Oh, interesting, TIL. Didn't realize there was a second step to training these models.

hexaga · 2025-06-09T07:03:48 1749452628

There are in fact several steps. Training on large text corpora produces a completion model; a model that completes whatever document you give it as accurately as possible. It's kind of hard to make those do useful work, as you have to phrase things as partial solutions that are then filled in. Lots of 'And clearly, the best way to do x is [...]' style prompting tricks required.

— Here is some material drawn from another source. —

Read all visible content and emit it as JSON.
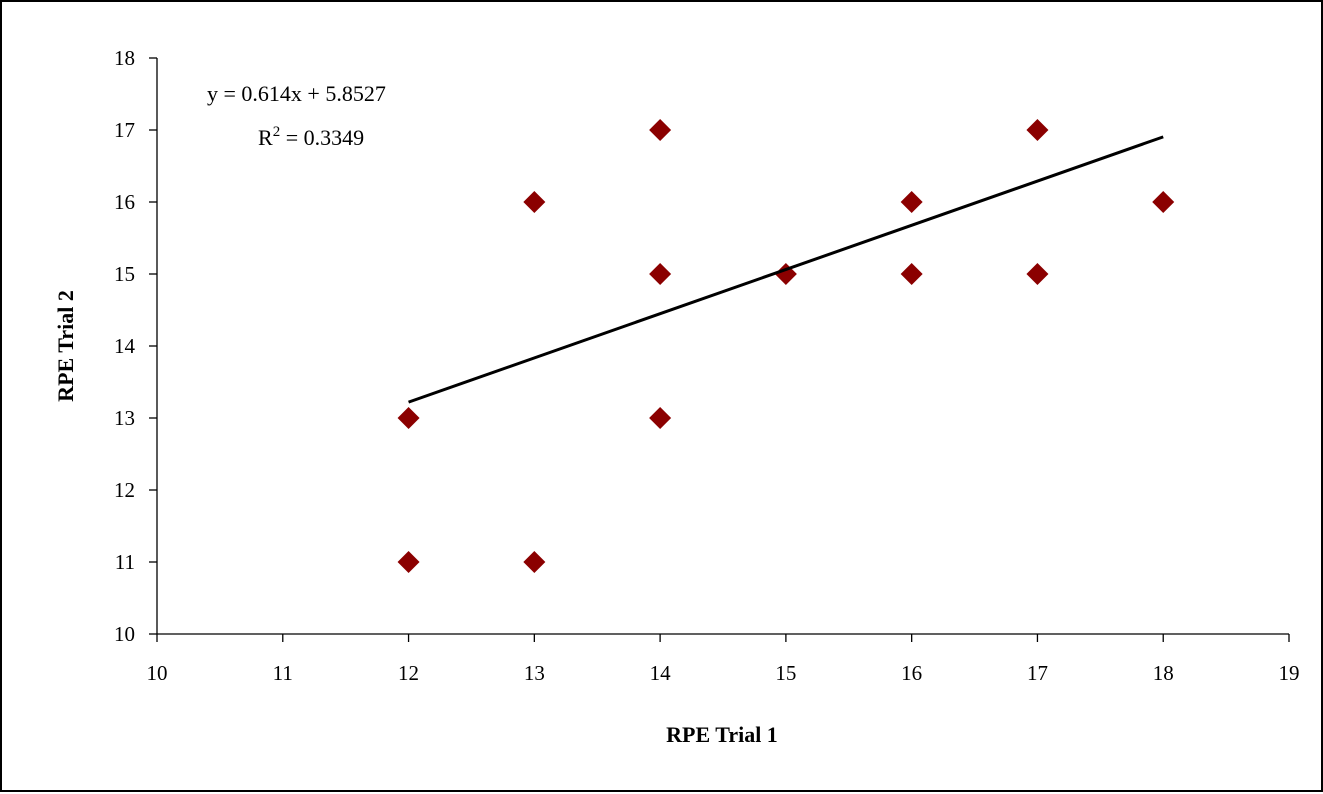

Instruction tuning / supervised fine tuning is similar to the above but instead of feeding it arbitrary documents, you feed it examples of 'assistants completing tasks'. This gets you an instruction model which generally seems to follow instructions, to some extent. Usually this is also where specific tokens are baked in that mark boundaries of what is assistant response, what is human, what delineates when one turn ends / another begins, the conversational format, etc.

RLHF / similar methods go further and ask models to complete tasks, and then their outputs are graded on some preference metric. Usually that's humans or a another model that has been trained to specifically provide 'human like' preference scores given some input. This doesn't really change anything functionally but makes it much more (potentially overly) palatable to interact with.

JKCalhoun · 2025-06-09T12:23:17 1749471797

Got 3½ hours? https://youtu.be/7xTGNNLPyMI

(I watched it all, piecemeal, over the course of a week, ha, ha.)

spogbiper · 2025-06-09T15:26:30 1749482790

i really like this guy's videos

here's a one hour version that helped me understand a lot

https://www.youtube.com/watch?v=zjkBMFhNj_g

throwawaymaths · 2025-06-09T14:26:49 1749479209

yeah, i think you dont understand either. rlhf is no where near the volume of "pure" data that gets thrown into the pot of data.

imiric · 2025-06-08T21:28:39 1749418119

This is a good summary of why the language we use to describe these tools matters[1].

It's important that the general public understands their capabilities, even if they don't grasp how they work on a technical level. This is an essential part of making them safe to use, which no disclaimer or PR puff piece about how deeply your company cares about safety will ever do.

But, of course, marketing them as "AI" that's capable of "reasoning", and showcasing how good they are at fabricated benchmarks, builds hype, which directly impacts valuations. Pattern recognition and data generation systems aren't nearly as sexy.

[1]: https://news.ycombinator.com/item?id=44203562#44218251

dwaltrip · 2025-06-08T22:18:29 1749421109

People are paying hundreds of dollars a month for these tools, often out of their personal pocket. That's a pretty robust indicator that something interesting is going on.

mmcconnell1618 · 2025-06-08T22:29:53 1749421793

One thing these models are extremely good at is reading large amounts of text quickly and summarizing important points. That capability alone may be enough to pay $20 a month for many people.

NoMoreNicksLeft · 2025-06-09T14:54:14 1749480854

Why would anyone want to read less and not more? It'd be like reading movie spoilers so you didn't have to sit through 2 hours to find out what happened.